The CTA defines a reporting company as a corporation, LLC or similar entity that is created by filing a document with a state’s Secretary of State or is formed under a foreign country’s laws and is registered in the U.S. with a state’s Secretary of State. A trust is not considered a reporting company unless it is a type of trust required to file a document with the Secretary of State (such as a business trust).
There are also a number of exceptions to the definition of reporting company, including (i) tax-exempt organizations as defined in section 501(c) of the Internal Revenue Code and (ii) companies that employ more than 20 full time employees in the U.S. and have more than $5,000,000 in gross receipts and a physical operating presence in the U.S. Such entities are exempt from the filing requirements. If a reporting company is owned by an exempt entity, however, the reporting company may be required to report the name of the exempt entity.
A required report must be filed by an “applicant.” i.e., an individual who files a document to create or form a domestic corporation, LLC, or similar entity or who first registers a foreign entity to do business in the U.S.
A reporting company is required to provide information on its beneficial owners. A “beneficial owner” is the individual who directly or indirectly may exercise substantial control over an entity or who owns or controls at least 25% of an entity. Substantial control includes serving as a senior officer of the entity, such as CFO, CEO, COO, president, or general counsel; having authority to appoint or remove a senior officer or a majority of the board; or having the ability to affect important decisions of the entity. A trust that holds an interest in a reporting company may be a beneficial owner.
The final regulations provide that (i) a trustee who has the authority to dispose of trust assets, (ii) a beneficiary who is the sole permissible recipient of trust income and/or principal or who has the right to withdraw all or substantially all the trust’s assets, and (iii) a grantor or settlor who has the power to revoke the trust or withdraw the trust’s assets are each considered individuals having ownership or control of the entity. Trusts may have other beneficial owners as well. For example, a beneficiary who may remove and appoint a trustee may be deemed to be a beneficial owner.
A reporting company is required to report the following information for each beneficial owner: full legal name, date of birth, current residential address, identifying number from a passport or driver’s license, and the jurisdiction that issued the number. An image of the document and the individual must be submitted with the report.
A reporting company also is required to provide its full legal name and any “doing business as” name, street address, place of business, state of formation, and taxpayer or employer identification number.

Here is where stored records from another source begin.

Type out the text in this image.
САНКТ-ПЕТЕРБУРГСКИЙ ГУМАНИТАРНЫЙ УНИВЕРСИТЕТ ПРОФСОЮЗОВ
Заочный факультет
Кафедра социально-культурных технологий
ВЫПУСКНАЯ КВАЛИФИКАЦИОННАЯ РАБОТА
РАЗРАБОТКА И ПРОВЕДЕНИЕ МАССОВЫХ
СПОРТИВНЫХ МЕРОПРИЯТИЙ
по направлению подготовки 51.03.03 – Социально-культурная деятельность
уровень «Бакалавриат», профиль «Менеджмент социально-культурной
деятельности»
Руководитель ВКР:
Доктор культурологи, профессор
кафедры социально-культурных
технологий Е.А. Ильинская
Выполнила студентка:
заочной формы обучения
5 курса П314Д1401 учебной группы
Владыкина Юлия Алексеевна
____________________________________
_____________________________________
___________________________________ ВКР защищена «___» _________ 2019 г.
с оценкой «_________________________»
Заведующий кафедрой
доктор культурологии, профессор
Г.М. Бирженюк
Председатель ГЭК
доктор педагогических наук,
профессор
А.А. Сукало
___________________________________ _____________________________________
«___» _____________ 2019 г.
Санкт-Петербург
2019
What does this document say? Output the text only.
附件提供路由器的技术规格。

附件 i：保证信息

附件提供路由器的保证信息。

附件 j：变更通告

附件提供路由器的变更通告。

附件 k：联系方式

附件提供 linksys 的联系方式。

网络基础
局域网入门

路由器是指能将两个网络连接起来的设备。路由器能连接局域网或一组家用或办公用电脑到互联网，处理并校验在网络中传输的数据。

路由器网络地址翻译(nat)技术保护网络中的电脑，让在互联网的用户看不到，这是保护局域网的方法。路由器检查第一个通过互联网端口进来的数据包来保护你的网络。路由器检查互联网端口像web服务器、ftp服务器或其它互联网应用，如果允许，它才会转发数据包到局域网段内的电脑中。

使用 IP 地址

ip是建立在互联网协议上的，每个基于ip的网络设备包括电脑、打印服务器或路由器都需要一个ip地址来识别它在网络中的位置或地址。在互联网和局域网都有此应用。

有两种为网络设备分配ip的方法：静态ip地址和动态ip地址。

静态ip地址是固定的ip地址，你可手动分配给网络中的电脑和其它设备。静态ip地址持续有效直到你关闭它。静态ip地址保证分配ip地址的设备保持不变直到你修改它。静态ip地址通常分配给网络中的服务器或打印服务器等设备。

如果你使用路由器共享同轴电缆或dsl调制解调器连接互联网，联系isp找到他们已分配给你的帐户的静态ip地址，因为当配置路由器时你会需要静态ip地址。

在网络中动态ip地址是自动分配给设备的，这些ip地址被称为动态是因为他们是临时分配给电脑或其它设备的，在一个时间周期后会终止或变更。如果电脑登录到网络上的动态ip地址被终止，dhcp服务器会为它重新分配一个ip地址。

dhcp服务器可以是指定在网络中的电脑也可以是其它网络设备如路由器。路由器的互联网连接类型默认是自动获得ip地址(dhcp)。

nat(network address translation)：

A foreign reporting company must include its U.S. state of registration.
Updated reports are required if there is any change to previously reported information and the updated report must be filed within 30 days of said change.
There are civil and criminal penalties for willful failure to comply with the reporting obligations. The penalties apply to a company, other entity, or any individual who willfully provides fraudulent or false information.